Maddison Hall (formerly Noel Crompton Hall, born 1964) is a convicted Australian murderer. In 1987, Hall shot and killed hitchhiker Lyn Saunders at Gol Gol, New South Wales. Hall was convicted in 1989. Her transition in prison, the support provided by the prison system, and disagreement over placement in male versus female prison, has been the subject of debate.

==Transition in Prison==
Maddison began hormone treatment while in prison prior to her conviction, and was transferred to a women's prison (Mulawa Correctional Centre) in 1999. At Mulawa, it was alleged that Hall had sexual relations with several female prisoners, allegations that resulted in Hall being returned to a male prison after 3 months. Hall was charged with rape and was sent back to male prison but the charges were ultimately dropped. After being in male prison, Hall sued and received an out of court settlement for $25,000, which she used to fund her sex reassignment surgery in 2003. In August 2006, Hall also sued New South Wales for alleged discrimination based on Hall's transgender identity and HIV positive status.

==Parole==
Hall was granted parole in 2006, some 6 years before the expiry of her head sentence. Justice Minister Tony Kelly appealed to the Supreme Court of New South Wales to have the parole re-evaluated on the "grounds of public safety." A public hearing on the parole decision was set to take place on 21 September 2006.
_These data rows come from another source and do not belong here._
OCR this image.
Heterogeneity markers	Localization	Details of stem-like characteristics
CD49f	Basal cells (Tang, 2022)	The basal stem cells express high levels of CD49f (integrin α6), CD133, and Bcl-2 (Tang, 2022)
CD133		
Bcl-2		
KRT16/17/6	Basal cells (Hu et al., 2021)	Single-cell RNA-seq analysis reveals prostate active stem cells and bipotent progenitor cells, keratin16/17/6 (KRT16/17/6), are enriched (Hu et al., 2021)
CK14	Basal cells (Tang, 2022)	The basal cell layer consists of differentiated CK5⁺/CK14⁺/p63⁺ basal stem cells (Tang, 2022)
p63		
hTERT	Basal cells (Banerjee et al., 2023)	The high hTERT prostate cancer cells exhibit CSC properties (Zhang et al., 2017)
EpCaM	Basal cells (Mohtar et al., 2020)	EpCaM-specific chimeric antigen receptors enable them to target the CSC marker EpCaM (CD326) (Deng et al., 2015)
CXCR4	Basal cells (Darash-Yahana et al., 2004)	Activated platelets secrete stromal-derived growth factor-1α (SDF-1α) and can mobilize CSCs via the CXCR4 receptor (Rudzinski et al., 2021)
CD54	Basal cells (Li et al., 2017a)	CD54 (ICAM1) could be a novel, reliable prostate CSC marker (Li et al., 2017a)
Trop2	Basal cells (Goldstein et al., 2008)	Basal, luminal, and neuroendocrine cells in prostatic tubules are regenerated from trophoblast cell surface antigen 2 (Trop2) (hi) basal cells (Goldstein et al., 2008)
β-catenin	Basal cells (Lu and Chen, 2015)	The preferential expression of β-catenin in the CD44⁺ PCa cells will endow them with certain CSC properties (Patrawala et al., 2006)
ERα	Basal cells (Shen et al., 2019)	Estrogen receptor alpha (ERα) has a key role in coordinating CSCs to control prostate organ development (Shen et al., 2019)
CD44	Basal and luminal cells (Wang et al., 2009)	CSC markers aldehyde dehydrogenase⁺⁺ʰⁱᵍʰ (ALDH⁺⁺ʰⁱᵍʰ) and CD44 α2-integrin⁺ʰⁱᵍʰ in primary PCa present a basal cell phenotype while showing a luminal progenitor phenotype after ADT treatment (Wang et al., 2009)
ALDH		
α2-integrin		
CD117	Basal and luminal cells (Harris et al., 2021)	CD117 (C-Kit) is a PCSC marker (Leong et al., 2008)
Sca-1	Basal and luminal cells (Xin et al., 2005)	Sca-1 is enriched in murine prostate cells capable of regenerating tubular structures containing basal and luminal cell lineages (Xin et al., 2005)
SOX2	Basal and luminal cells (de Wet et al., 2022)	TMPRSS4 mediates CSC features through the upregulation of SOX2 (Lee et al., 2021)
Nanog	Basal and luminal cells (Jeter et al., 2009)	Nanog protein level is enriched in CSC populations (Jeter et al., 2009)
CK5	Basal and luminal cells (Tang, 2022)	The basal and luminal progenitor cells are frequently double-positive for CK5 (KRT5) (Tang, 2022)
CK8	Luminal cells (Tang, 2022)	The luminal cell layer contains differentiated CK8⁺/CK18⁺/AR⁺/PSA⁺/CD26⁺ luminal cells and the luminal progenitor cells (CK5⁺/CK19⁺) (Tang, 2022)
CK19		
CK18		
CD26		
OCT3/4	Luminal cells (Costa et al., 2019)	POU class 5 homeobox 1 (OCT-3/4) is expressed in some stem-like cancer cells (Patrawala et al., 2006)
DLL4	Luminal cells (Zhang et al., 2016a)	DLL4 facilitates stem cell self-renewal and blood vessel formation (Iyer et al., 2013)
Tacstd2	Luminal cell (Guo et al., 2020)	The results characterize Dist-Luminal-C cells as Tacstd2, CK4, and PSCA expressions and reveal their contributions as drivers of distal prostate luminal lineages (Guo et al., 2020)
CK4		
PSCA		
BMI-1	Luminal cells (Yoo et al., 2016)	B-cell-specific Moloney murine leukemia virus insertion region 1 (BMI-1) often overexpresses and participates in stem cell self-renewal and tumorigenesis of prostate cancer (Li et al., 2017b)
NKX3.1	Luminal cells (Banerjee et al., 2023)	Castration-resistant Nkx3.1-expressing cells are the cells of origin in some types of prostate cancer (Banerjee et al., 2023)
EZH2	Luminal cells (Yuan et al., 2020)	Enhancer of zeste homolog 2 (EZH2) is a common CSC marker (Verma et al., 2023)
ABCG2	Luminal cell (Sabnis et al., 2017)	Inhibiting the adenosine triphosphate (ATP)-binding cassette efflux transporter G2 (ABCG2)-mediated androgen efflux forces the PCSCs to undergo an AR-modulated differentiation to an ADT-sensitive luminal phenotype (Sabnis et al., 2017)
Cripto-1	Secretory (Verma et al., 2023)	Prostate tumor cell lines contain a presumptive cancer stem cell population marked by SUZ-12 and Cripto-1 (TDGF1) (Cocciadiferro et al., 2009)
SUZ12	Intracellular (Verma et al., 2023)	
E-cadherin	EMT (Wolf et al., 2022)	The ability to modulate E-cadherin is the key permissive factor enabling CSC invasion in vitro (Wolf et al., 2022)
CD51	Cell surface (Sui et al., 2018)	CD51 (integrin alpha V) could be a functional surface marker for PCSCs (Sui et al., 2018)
However, Hall's parole was later withheld on the basis that the original decision to grant parole was inappropriate as it failed to take into account the core criteria for granting parole, i.e., community safety. Amongst various issues considered by both the State Parole Authority and the NSW Supreme Court were recommendations against parole on the basis that Hall was under maximum security and had not been released back into the general prison population - on the basis of a risk of violent offending - yet was seeking release into the community without any rehabilitation. Further, there was no credible nor accountable post-release management strategy for Hall's integration back into the wider community. Further, despite Halls violent background and likely nature of re-offending, she was to be placed in a half way house in inner city Sydney designed for highly vulnerable and at risk people with HIV and individuals experiencing significant gender identity issues. This accommodation was found to be totally inappropriate for an offender of Hall's nature.

Hall was finally released in 2010 and lives as a woman.